Soruyorum, Diyanet İşleri Başkanı işte. Bir milyonluk makam aracı almış. Hem “Biz hurmayla karnını doyuran Hz Muhammed’in takipçileriyiz” diyorlar, hem de saltanat kuruyorlar. Diyanet İşleri Başkanının yerinde olsam istifa ederdim. Kendini Allah’a adamış birinin makamda gözü olamaz. Halkın prasıyla son model bir Mercedes alıp onunla dolaşamaz. Bu, Allah’a inananlara hakarettir. Diyanet İşleri Başkanı, sen bunu yaparsan İslamiyet’e zarar veririsin. Sana düşen “İslamiyet’te lüks yoktur, israf haramdır” diyerek ya istifa etmek, ya da o makam aracını iade etmek. Her mikrofona çıktığında da bize Müslümanık taslıyorsun. Ya onu yapma, ya bunu deme. İçinde Allah korkusu olan 700 bin dolarlık saat takmaz. İslamiyet’e en büyük zararı bunlar verdi. IŞİD gibi. Bunlara oy değil, günahını bile vermemeli. Bunları iktidardan düşürmesi gerekenler bu ülkenin Müslümanlarıdır en başta.
Tek demokratik güç biziz
Biz iktidara gelinde bir kesimden hesap sormayacağız. Devleti soyup soyanlardan hesap soracağız. Hırsızlar korksun HDP’den. Çaldığınız her kuruşu fitil fitil burnunuzdan getireceğiz. Katlettiğiniz her çocuğun, kestiğiniz her ağacın, madenlere gömdüğünüz her işçi arkadaşımızın hesabını soracağız. Sarayda yaşayanların düzenini bozmaya geliyoruz, halkın düzenini bozmaya değil.

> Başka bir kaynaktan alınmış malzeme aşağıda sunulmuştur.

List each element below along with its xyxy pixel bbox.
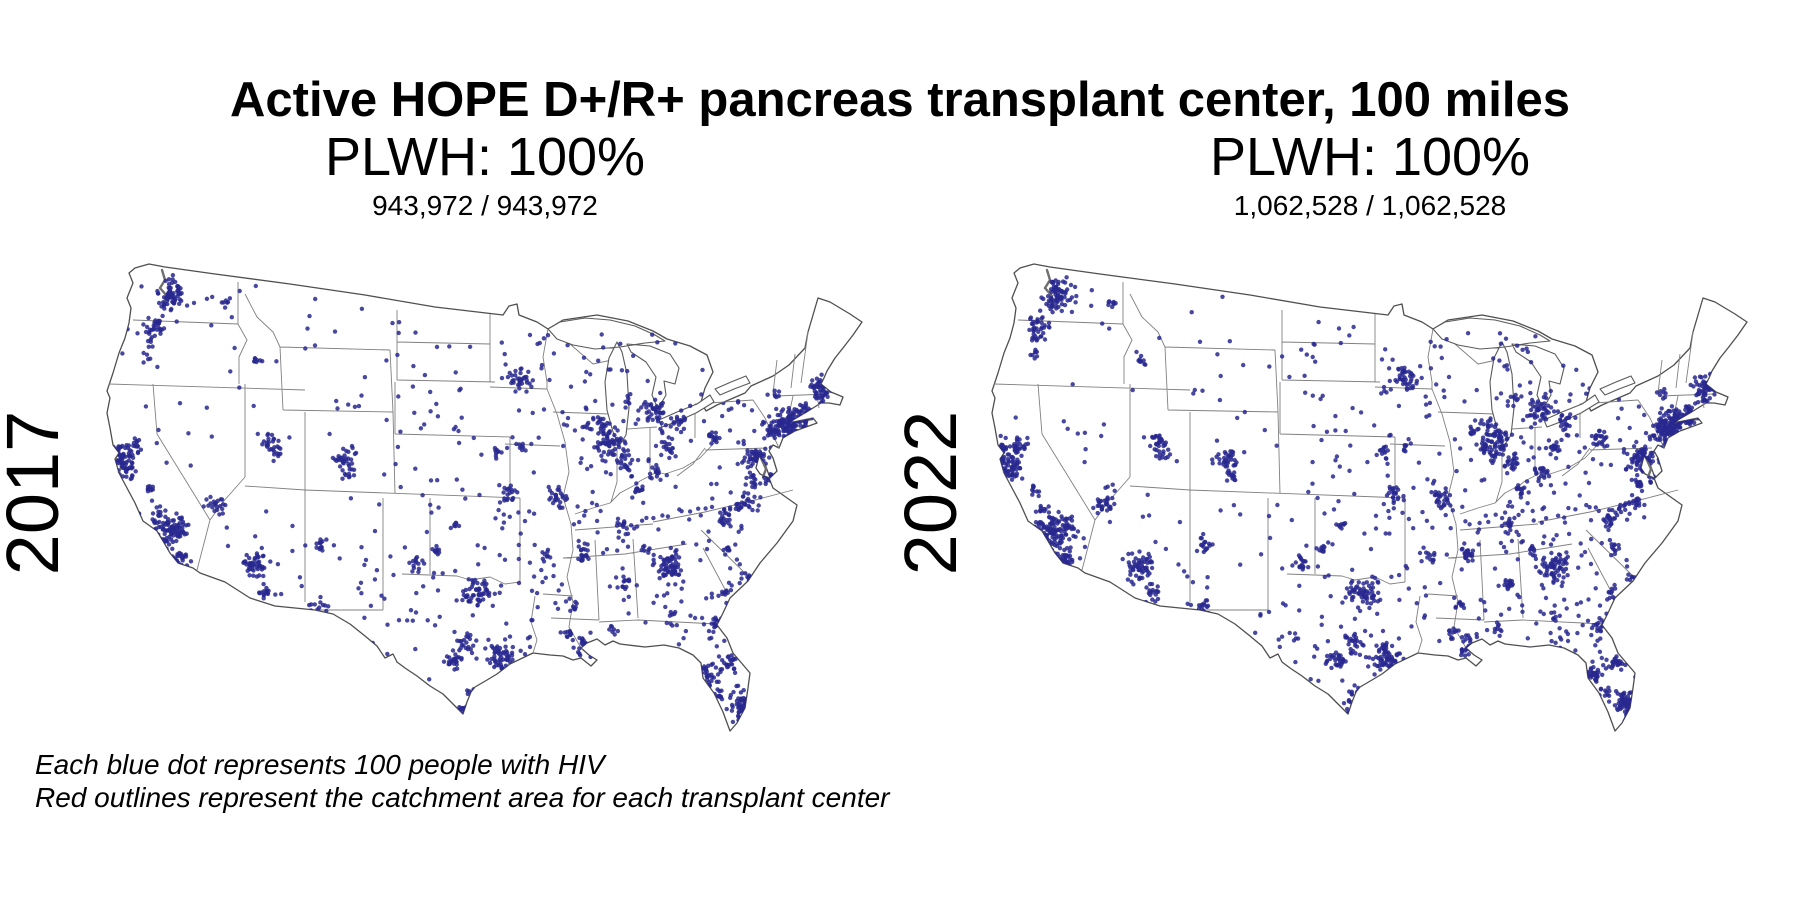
year-label-2022: 2022 [889,410,972,576]
hiv-dot-layer-2022 [992,275,1726,728]
coverage-counts-2017: 943,972 / 943,972 [372,190,598,221]
plwh-coverage-label-2022: PLWH: 100% [1209,127,1531,187]
us-outline [991,263,1748,732]
figure-footnotes: Each blue dot represents 100 people with… [35,748,890,814]
footnote-dot-legend: Each blue dot represents 100 people with… [35,749,605,780]
footnote-catchment-legend: Red outlines represent the catchment are… [35,782,890,814]
year-label-2017: 2017 [0,410,74,576]
us-map-2017 [106,263,863,732]
coverage-counts-2022: 1,062,528 / 1,062,528 [1233,190,1507,221]
us-map-2022 [991,263,1748,732]
plwh-coverage-label-2017: PLWH: 100% [324,127,646,187]
figure-title: Active HOPE D+/R+ pancreas transplant ce… [230,73,1570,127]
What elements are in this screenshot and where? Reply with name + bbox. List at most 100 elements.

Yaşam biçimi tehdit altında kaygısı duyan herkes sesimizi vicdan kulağıyla dinleyin. İzmir’deki kardeşlerimiz ulusalcı olur, solcu olur, AKP’li olur, bir başka partiden olur. Sesimizi duyabilmek için en az bir defa yan yana oturalım. Sizleri bir çay içmeye partimize davet ediyorum. Ön yargılarınız kırılacak. Siz partimize gelip çay içmezseniz, biz geleceğiz çayınızı içmeye.
Saltanat sistemi kurmak istiyor, bunu durdurabilecek tek demokratik güç biziz. Görevimiz AKP’yi sınırlandırmaktır. HDP’den korkuyorlar, korksunlar. Onlara rahatsızlık verdiğimiz için mutluyuz, devam da edeceğiz.”